Pale Blood (1990) poster

Pale Blood (1990)

Rating:


USA. 1990.

Crew

Director – V.V. Dachin Hsu, Screenplay – V.V. Dachin Hsu & Takashi Matsuoka, Producers – Omar Kaczmarczyk & Michael W. Leighton, Photography – Jerry Lively, Music – Jan A.P. Kaczmarek, Special Effects – Players Special EFX (Supervisors – Kevin & Sandra McCarthy) & Wizard Special EFX (Supervisor – Bob McCarthy), Makeup – Kevin Hudson & Dean Jones, Production Design – Shane Nelsen. Production Company – Noble Entertainment Group/A Leighton-Kaczmarczyk Production.

Cast

George Chakiris (Michael Fury), Wings Hauser (Van Vandameer), Pamela Ludwig (Lori), Diana Frank (Jenny), Darcy DeMoss (Cherry)


Plot

Vampire Michael Fury arrives in Los Angeles. There he hires Lori, a researcher who is obsessed with the occult and vampire movies, to investigate a series of vampire killings that are plaguing the city. He is desiring to find undead companionship. Meanwhile, Van Vandameer, an unhinged artist obsessed with the occult, captures film footage that proves Fury is a vampire and determines to capture him.


Pale Blood is a vacant and stylistically empty attempt at a modern day vampire film. It is all posed mood – washes of synthesizer sound, downbeat lighting, lots of slow-motion and endless street scenes, plus lots of padding footage involving a laughably pretentious New Wave band called Agent Orange.
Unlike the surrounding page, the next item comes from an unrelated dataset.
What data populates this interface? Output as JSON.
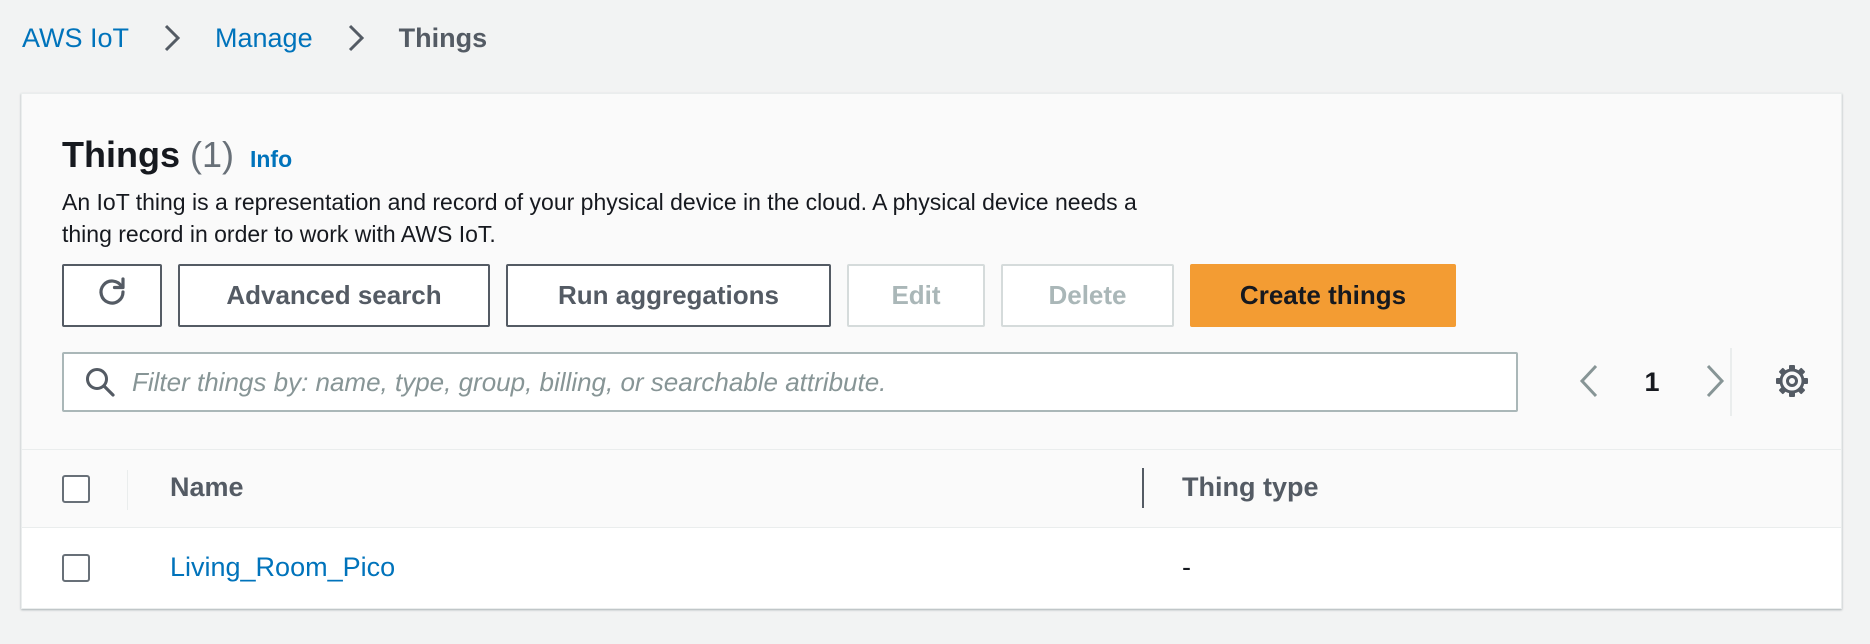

However, the plot is far too insubstantial (read non-existent!) to support anything that is going on.

There are gaping credibility holes – at the beginning of the film, George Chakiris’s vampire receives a phone call to go to the storefront where the latest victim is, he managing to arrive before the police and tv news people do – who the phone call was from and how they were aware of what was going on before anybody else did is never explained nor questioned by Chakiris. The story never convinces – the twist ending about Pamela Ludwig being a vampire too defeats credibility, is the sort of thing that seems more appropriate for a vampire comedy.

The problem about modern vampire films is that the vampires need to seem credible against the environment they are alien to – Pale Blood does not see this problem and the scenes of the vampires inexplicably floating and vanishing, not to mention the addition of clairvoyant dreams, seem implausible in a realistic context. Some attempts at modernity do occasionally amuse, particularly amusing is Chakiris’s collapsible valise coffin.

George Chakiris as vampire Michael Fury in Pale Blood (1990)
George Chakiris as vampire Michael Fury

George Chakiris is an appropriately dark romantic vampire, the film achieving this largely by having him hardly saying anything throughout – although the closeups do reveal his youthful looks to be less than they appears. Wings Hauser, usually a staple actor in low budget action films, gives a bizarre performance, ranting about all manner of things throughout and managing to eerily dominate half the women in the film before going right off his rocker in a ludicrous ending with him locked in an asylum and seeing vampires everywhere.

V.V. Dachin Hsu was raised in Hong Kong. The only other film she made was My American Vacation (1999), although she did write the script for the adult film The Phoenix (1993).